Asintió, sabía de lo que hablaba:

—Puta manguera.

Payne se sentó en el asiento opuesto al de Jones y estudió al hombre que tenía a su lado. Era más o menos de la estatura de Payne, pero pesaba alrededor de cincuenta kilos más, de músculo, no de grasa. Payne lo observó durante un rato, calibrándolo, pero no pudo encontrar su cuello. Finalmente, para romper el silencio, se presentó:

—Me llamo Jonathan Payne, ¿y tú?

El orangután miró a Payne pero no dijo una palabra. Sólo soltó un ligero gruñido.

Jones, que era negro y pensaba siempre a la defensiva, se rió:

—Gracias a Dios que también te odia a ti. Como a mí tampoco me habla, pensaba que era un racista… Tal vez sólo sea sordo.

—¿Tienes idea de qué va esto?

—Ninguna. ¿Y tú?

Payne negó con la cabeza.

—Me prometieron una llamada para hoy, pero no he llegado a hacerla. Quizá estos tipos sean de la embajada.

—No —dijo bruscamente el hombre del teléfono móvil—. No somos de la embajada.

—¡Aaaaaah! —se burló Jones—. ¡Saben hablar!

—Sí, señor Jones, sabemos hablar. Pero le prometo que será una conversación breve si continúa haciendo comentarios sobre nosotros. No toleraré insolencias de un prisionero.

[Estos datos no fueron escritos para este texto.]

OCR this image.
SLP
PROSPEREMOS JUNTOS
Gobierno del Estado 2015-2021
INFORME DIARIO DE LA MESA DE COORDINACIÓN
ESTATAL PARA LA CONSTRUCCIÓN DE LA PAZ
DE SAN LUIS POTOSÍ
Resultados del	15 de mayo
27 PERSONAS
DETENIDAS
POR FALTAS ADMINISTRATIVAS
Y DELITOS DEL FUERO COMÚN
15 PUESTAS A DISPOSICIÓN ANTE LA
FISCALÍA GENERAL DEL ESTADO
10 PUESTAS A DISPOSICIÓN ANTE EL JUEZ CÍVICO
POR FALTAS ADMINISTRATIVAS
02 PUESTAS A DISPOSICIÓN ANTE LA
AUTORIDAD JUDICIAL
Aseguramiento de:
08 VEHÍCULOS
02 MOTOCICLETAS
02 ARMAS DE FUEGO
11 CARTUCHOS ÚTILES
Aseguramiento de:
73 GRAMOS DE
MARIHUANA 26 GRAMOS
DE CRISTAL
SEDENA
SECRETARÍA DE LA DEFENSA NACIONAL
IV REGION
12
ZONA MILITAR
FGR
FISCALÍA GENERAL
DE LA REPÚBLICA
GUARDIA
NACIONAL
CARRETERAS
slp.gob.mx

El tipo medía uno noventa, tendría cuarenta y tantos, y era un cabronazo. Eso se percibía en seguida. Había algo en su manera de comportarse que decía: «Si te metes conmigo, te joderé». Tal vez fuera su pelo, alto y repeinado, o sus ojos, fríos y de reptil. Fuera lo que fuese, funcionaba, porque no había duda de que él controlaba las cosas.

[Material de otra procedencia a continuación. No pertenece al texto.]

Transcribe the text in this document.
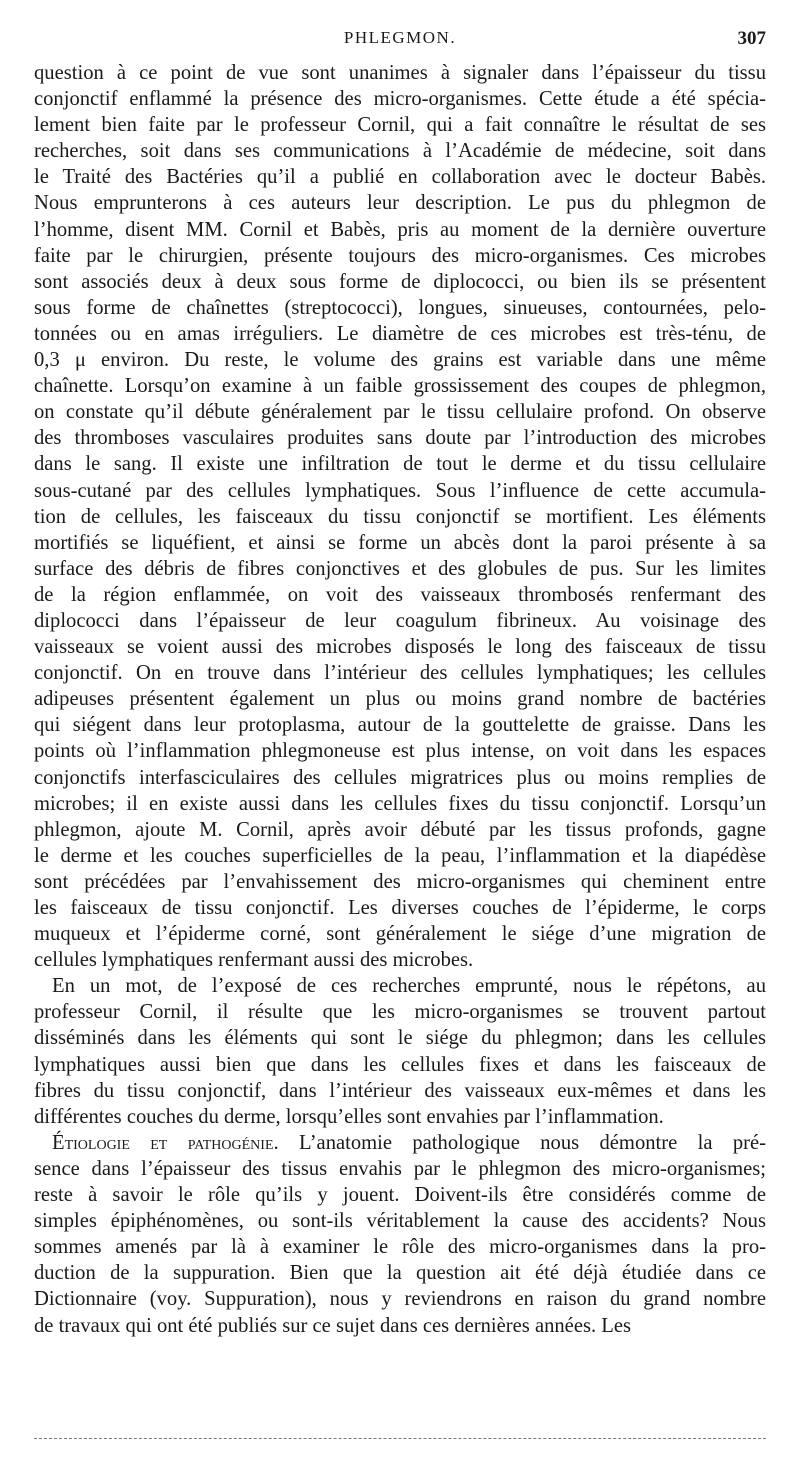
PHLEGMON.	307
question à ce point de vue sont unanimes à signaler dans l’épaisseur du tissu
conjonctif enflammé la présence des micro-organismes. Cette étude a été spécia-
lement bien faite par le professeur Cornil, qui a fait connaître le résultat de ses
recherches, soit dans ses communications à l’Académie de médecine, soit dans
le Traité des Bactéries qu’il a publié en collaboration avec le docteur Babès.
Nous emprunterons à ces auteurs leur description. Le pus du phlegmon de
l’homme, disent MM. Cornil et Babès, pris au moment de la dernière ouverture
faite par le chirurgien, présente toujours des micro-organismes. Ces microbes
sont associés deux à deux sous forme de diplococci, ou bien ils se présentent
sous forme de chaînettes (streptococci), longues, sinueuses, contournées, pelo-
tonnées ou en amas irréguliers. Le diamètre de ces microbes est très-ténu, de
0,3 μ environ. Du reste, le volume des grains est variable dans une même
chaînette. Lorsqu’on examine à un faible grossissement des coupes de phlegmon,
on constate qu’il débute généralement par le tissu cellulaire profond. On observe
des thromboses vasculaires produites sans doute par l’introduction des microbes
dans le sang. Il existe une infiltration de tout le derme et du tissu cellulaire
sous-cutané par des cellules lymphatiques. Sous l’influence de cette accumula-
tion de cellules, les faisceaux du tissu conjonctif se mortifient. Les éléments
mortifiés se liquéfient, et ainsi se forme un abcès dont la paroi présente à sa
surface des débris de fibres conjonctives et des globules de pus. Sur les limites
de la région enflammée, on voit des vaisseaux thrombosés renfermant des
diplococci dans l’épaisseur de leur coagulum fibrineux. Au voisinage des
vaisseaux se voient aussi des microbes disposés le long des faisceaux de tissu
conjonctif. On en trouve dans l’intérieur des cellules lymphatiques; les cellules
adipeuses présentent également un plus ou moins grand nombre de bactéries
qui siégent dans leur protoplasma, autour de la gouttelette de graisse. Dans les
points où l’inflammation phlegmoneuse est plus intense, on voit dans les espaces
conjonctifs interfasciculaires des cellules migratrices plus ou moins remplies de
microbes; il en existe aussi dans les cellules fixes du tissu conjonctif. Lorsqu’un
phlegmon, ajoute M. Cornil, après avoir débuté par les tissus profonds, gagne
le derme et les couches superficielles de la peau, l’inflammation et la diapédèse
sont précédées par l’envahissement des micro-organismes qui cheminent entre
les faisceaux de tissu conjonctif. Les diverses couches de l’épiderme, le corps
muqueux et l’épiderme corné, sont généralement le siége d’une migration de
cellules lymphatiques renfermant aussi des microbes.
En un mot, de l’exposé de ces recherches emprunté, nous le répétons, au
professeur Cornil, il résulte que les micro-organismes se trouvent partout
disséminés dans les éléments qui sont le siége du phlegmon; dans les cellules
lymphatiques aussi bien que dans les cellules fixes et dans les faisceaux de
fibres du tissu conjonctif, dans l’intérieur des vaisseaux eux-mêmes et dans les
différentes couches du derme, lorsqu’elles sont envahies par l’inflammation.
Étiologie et pathogénie. L’anatomie pathologique nous démontre la pré-
sence dans l’épaisseur des tissus envahis par le phlegmon des micro-organismes;
reste à savoir le rôle qu’ils y jouent. Doivent-ils être considérés comme de
simples épiphénomènes, ou sont-ils véritablement la cause des accidents? Nous
sommes amenés par là à examiner le rôle des micro-organismes dans la pro-
duction de la suppuration. Bien que la question ait été déjà étudiée dans ce
Dictionnaire (voy. Suppuration), nous y reviendrons en raison du grand nombre
de travaux qui ont été publiés sur ce sujet dans ces dernières années. Les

—Así que, ¿me voy ahora mismo o va a callarse el tiempo suficiente como para escuchar?

Payne no había obedecido órdenes desde que estaba en el ejército, pero tuvo la impresión de que no tenían otra alternativa. O bien escuchaban a aquel tipo, o volvían a sus celdas por mucho tiempo.

—No hay problema, puedo arreglar lo del silencio. Pero sólo si tiene la amabilidad de darnos su nombre y rango. Creo que es lo menos que merecemos.

—No, señor Payne, ustedes no se merecen nada. No si tenemos en cuenta los cargos a los que se enfrentan.

El hombre se sentó al final de la mesa y sacó una carpeta de su portafolio de piel. Se quedó sentado allí durante un minuto, estudiando su contenido. No dijo una palabra. El único sonido en la habitación era el susurrar de los papeles. Cuando volvió a hablar, la rudeza en su voz se había suavizado. Como si hubiese reconsiderado su manera de manejar el asunto.

—Sin embargo, dadas las circunstancias de mi propuesta, creo que sería mejor que permaneciera como civil.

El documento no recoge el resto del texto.